Typ | Name | Art der Gabe | Wirkung | Nebenwirkung |
---|---|---|---|---|
| | Akuttherapie | | |
C1-Inhibitor-Konzentrat | Berinert* Cinryze |
intravenös (in die Vene) |
Larynxödeme Bauchschmerzattacken Hautschwellungen |
|
Rekombinanter C1-Inhibitor | Ruconest | intravenös | Akute HAE-Attacke bei Erwachsenen | – Kopfschmerz |
Bradykinin-B2-Antagonist | Icatibant (Firazyr) |
subcutan (unter die Haut) |
Larynxödeme Hautschwellungen Abdominalattacken |
– Lokale Reaktionen möglich – bei 10%: Wiederauftreten Ödem möglich, erneute Injektion |
| | Prophylaxe | | |
C1-Inhibitor-Konzentrat | Cinryze | intravenös | Prophylaxe | Bei einem Teil der Patienten im Verlauf Aktivitätszunahme der Erkrankung |
Worauf sollte bei der Behandlung geachtet werden?

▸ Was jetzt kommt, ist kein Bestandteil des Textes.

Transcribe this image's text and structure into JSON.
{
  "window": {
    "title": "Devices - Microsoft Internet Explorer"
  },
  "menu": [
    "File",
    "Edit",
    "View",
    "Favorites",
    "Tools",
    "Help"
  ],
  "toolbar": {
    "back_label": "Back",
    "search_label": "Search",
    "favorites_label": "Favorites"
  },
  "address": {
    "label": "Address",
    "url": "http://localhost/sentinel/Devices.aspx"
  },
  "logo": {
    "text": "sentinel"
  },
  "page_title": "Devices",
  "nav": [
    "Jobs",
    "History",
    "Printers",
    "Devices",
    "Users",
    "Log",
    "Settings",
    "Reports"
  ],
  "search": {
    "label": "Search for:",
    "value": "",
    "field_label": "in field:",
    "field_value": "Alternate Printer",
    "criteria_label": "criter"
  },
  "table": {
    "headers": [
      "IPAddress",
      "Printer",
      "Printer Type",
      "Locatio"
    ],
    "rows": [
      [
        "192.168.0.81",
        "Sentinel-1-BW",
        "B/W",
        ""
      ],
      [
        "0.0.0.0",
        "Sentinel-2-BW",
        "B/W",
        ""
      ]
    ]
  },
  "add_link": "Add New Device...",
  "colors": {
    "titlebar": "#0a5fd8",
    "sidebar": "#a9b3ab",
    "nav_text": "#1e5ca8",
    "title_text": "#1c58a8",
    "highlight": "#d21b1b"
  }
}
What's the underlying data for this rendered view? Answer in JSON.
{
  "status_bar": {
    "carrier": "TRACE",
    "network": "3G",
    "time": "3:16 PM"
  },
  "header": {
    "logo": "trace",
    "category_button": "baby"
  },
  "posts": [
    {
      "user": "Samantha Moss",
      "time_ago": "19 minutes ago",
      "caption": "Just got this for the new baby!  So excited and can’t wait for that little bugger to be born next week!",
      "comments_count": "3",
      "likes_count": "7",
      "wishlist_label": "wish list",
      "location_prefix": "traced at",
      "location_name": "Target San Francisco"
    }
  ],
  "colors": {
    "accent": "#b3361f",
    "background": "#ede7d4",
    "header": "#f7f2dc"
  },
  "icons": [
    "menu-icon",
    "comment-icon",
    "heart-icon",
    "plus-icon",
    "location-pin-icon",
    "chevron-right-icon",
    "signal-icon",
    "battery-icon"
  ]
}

- die Leitlinien* empfehlen, alle Schwellungen im Gesichtsbereich zu behandeln und stationär zu beobachten. Ihnen kann eine lebensgefährliche Schwellung im Kehlkopfbereich (Larynxödem) folgen
- verschiedene Studien konnten zeigen, dass eine frühe Behandlung zu kürzer Dauer der Schwellung und weniger Schmerzen führt
- krampflösende Zäpfchen können bei milden Bauchattacken ausreichen
- bei schweren abdominellen Attacken Behandlung mit C1-Inhibitor-Konzentrat oder Icatibant
- als Patient mit einem hereditären Angioödem durch C1-Inhibitoren-Mangel solltest du zwei Dosierungen Berinert oder Firazyr als Notfallmedikament vorrätig haben
* die Leitlinien sind momentan in Überarbeitung
Welche Medikamente helfen beim hereditären Angioödem nicht?

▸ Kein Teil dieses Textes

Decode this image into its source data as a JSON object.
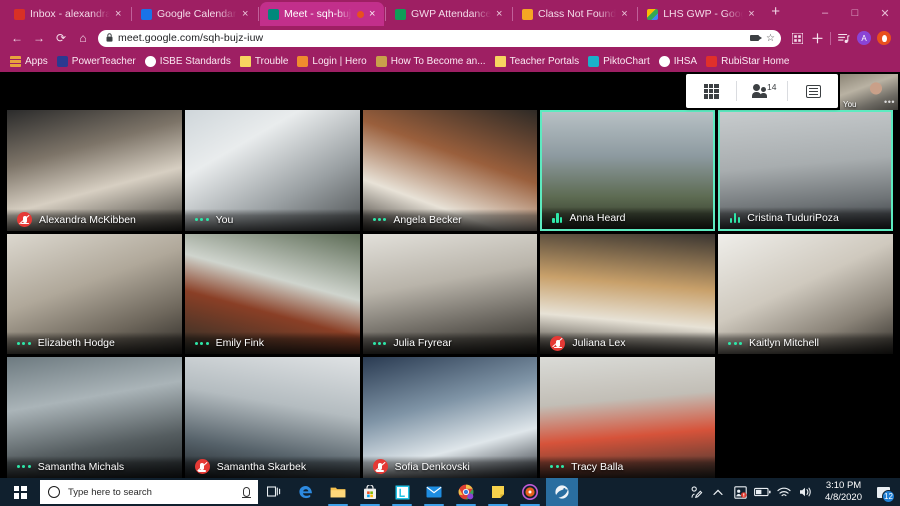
{
  "browser": {
    "tabs": [
      {
        "label": "Inbox - alexandra.vo",
        "favicon": "gmail-icon",
        "color": "#d93025",
        "active": false,
        "audio": false
      },
      {
        "label": "Google Calendar - A",
        "favicon": "calendar-icon",
        "color": "#1a73e8",
        "active": false,
        "audio": false
      },
      {
        "label": "Meet - sqh-bujz",
        "favicon": "meet-icon",
        "color": "#00897b",
        "active": true,
        "audio": true
      },
      {
        "label": "GWP Attendance - G",
        "favicon": "sheets-icon",
        "color": "#0f9d58",
        "active": false,
        "audio": false
      },
      {
        "label": "Class Not Found",
        "favicon": "contacts-icon",
        "color": "#f5a623",
        "active": false,
        "audio": false
      },
      {
        "label": "LHS GWP - Google D",
        "favicon": "drive-icon",
        "color": "#fbbc04",
        "active": false,
        "audio": false
      }
    ],
    "new_tab_label": "+",
    "close_label": "×",
    "window_buttons": {
      "minimize": "–",
      "maximize": "□",
      "close": "✕"
    },
    "nav": {
      "back": "←",
      "forward": "→",
      "reload": "⟳",
      "home": "⌂"
    },
    "omnibox": {
      "url": "meet.google.com/sqh-bujz-iuw",
      "lock": "🔒",
      "star": "☆",
      "camera_icon": "camera-blocked-icon"
    },
    "toolbar_icons": [
      "extensions-grid-icon",
      "add-icon",
      "reading-list-icon",
      "profile-avatar",
      "browser-profile-icon"
    ],
    "profile_letter": "A",
    "bookmarks": [
      {
        "label": "Apps",
        "icon": "apps-grid-icon",
        "color": "#e8a33d"
      },
      {
        "label": "PowerTeacher",
        "icon": "powerteacher-icon",
        "color": "#2b3990"
      },
      {
        "label": "ISBE Standards",
        "icon": "globe-icon",
        "color": "#ffffff"
      },
      {
        "label": "Trouble",
        "icon": "folder-icon",
        "color": "#f7d560"
      },
      {
        "label": "Login | Hero",
        "icon": "hero-icon",
        "color": "#f08c2e"
      },
      {
        "label": "How To Become an...",
        "icon": "bookmark-icon",
        "color": "#c9a14b"
      },
      {
        "label": "Teacher Portals",
        "icon": "folder-icon",
        "color": "#f7d560"
      },
      {
        "label": "PiktoChart",
        "icon": "piktochart-icon",
        "color": "#1bb1c9"
      },
      {
        "label": "IHSA",
        "icon": "globe-icon",
        "color": "#ffffff"
      },
      {
        "label": "RubiStar Home",
        "icon": "rubistar-icon",
        "color": "#e0302a"
      }
    ]
  },
  "meet": {
    "controls": {
      "layout_label": "grid-icon",
      "participants_icon": "people-icon",
      "participant_count": "14",
      "chat_icon": "chat-icon"
    },
    "self_view": {
      "label": "You",
      "more_label": "•••"
    },
    "accent_speaking": "#5debc0",
    "participants": [
      {
        "name": "Alexandra McKibben",
        "status": "muted",
        "speaking": false,
        "row": 0,
        "col": 0
      },
      {
        "name": "You",
        "status": "audio",
        "speaking": false,
        "row": 0,
        "col": 1
      },
      {
        "name": "Angela Becker",
        "status": "audio",
        "speaking": false,
        "row": 0,
        "col": 2
      },
      {
        "name": "Anna Heard",
        "status": "talking",
        "speaking": true,
        "row": 0,
        "col": 3
      },
      {
        "name": "Cristina TuduriPoza",
        "status": "talking",
        "speaking": true,
        "row": 0,
        "col": 4
      },
      {
        "name": "Elizabeth Hodge",
        "status": "audio",
        "speaking": false,
        "row": 1,
        "col": 0
      },
      {
        "name": "Emily Fink",
        "status": "audio",
        "speaking": false,
        "row": 1,
        "col": 1
      },
      {
        "name": "Julia Fryrear",
        "status": "audio",
        "speaking": false,
        "row": 1,
        "col": 2
      },
      {
        "name": "Juliana Lex",
        "status": "muted",
        "speaking": false,
        "row": 1,
        "col": 3
      },
      {
        "name": "Kaitlyn Mitchell",
        "status": "audio",
        "speaking": false,
        "row": 1,
        "col": 4
      },
      {
        "name": "Samantha Michals",
        "status": "audio",
        "speaking": false,
        "row": 2,
        "col": 0
      },
      {
        "name": "Samantha Skarbek",
        "status": "muted",
        "speaking": false,
        "row": 2,
        "col": 1
      },
      {
        "name": "Sofia Denkovski",
        "status": "muted",
        "speaking": false,
        "row": 2,
        "col": 2
      },
      {
        "name": "Tracy Balla",
        "status": "audio",
        "speaking": false,
        "row": 2,
        "col": 3
      }
    ]
  },
  "taskbar": {
    "start_label": "windows-start-icon",
    "search_placeholder": "Type here to search",
    "search_value": "",
    "icons": [
      {
        "name": "task-view-icon"
      },
      {
        "name": "edge-icon"
      },
      {
        "name": "file-explorer-icon"
      },
      {
        "name": "microsoft-store-icon"
      },
      {
        "name": "lausd-app-icon"
      },
      {
        "name": "mail-icon"
      },
      {
        "name": "chrome-icon"
      },
      {
        "name": "sticky-notes-icon"
      },
      {
        "name": "media-player-icon"
      },
      {
        "name": "photos-icon"
      }
    ],
    "tray": [
      "pen-tray-icon",
      "show-hidden-icons-chevron",
      "security-icon",
      "battery-icon",
      "wifi-icon",
      "volume-icon"
    ],
    "time": "3:10 PM",
    "date": "4/8/2020",
    "notification_count": "12"
  }
}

Beim durch C1-Inhibitorenmangel bedingtem Angioödem sind Kortikosteroide, Antihistaminika und Adrenalin nicht wirksam! Antihistaminika werden zur Therapie von idiopathischem Angioödem eingesetzt und Kortikosteroide bei schweren allergischen Reaktionen.
Gibt es eine Selbsthilfegruppe für Betroffene?
Die HAE-Vereinigung e.V. ist ein Verein, der dich als Betroffener unterstützt und informiert. Neben Informationsveranstaltungen stellt der Verein auf der Seite auch Behandlungszentren und neueste Forschungsergebnisse vor. Profitiere von den Erfahrungen anderer Betroffener und Experten. Auch wenn das hereditäre Angioödem eine seltene Erkrankung ist – Du bist nicht allein! Trete in Kontakt mit anderen Betroffenen über die HAE-Vereinigung e.V.
Schiefke, I. (2018). Thieme-Refresher Innere Medizin. Das hereditäre Angiödem. Thieme, 10, 1-12.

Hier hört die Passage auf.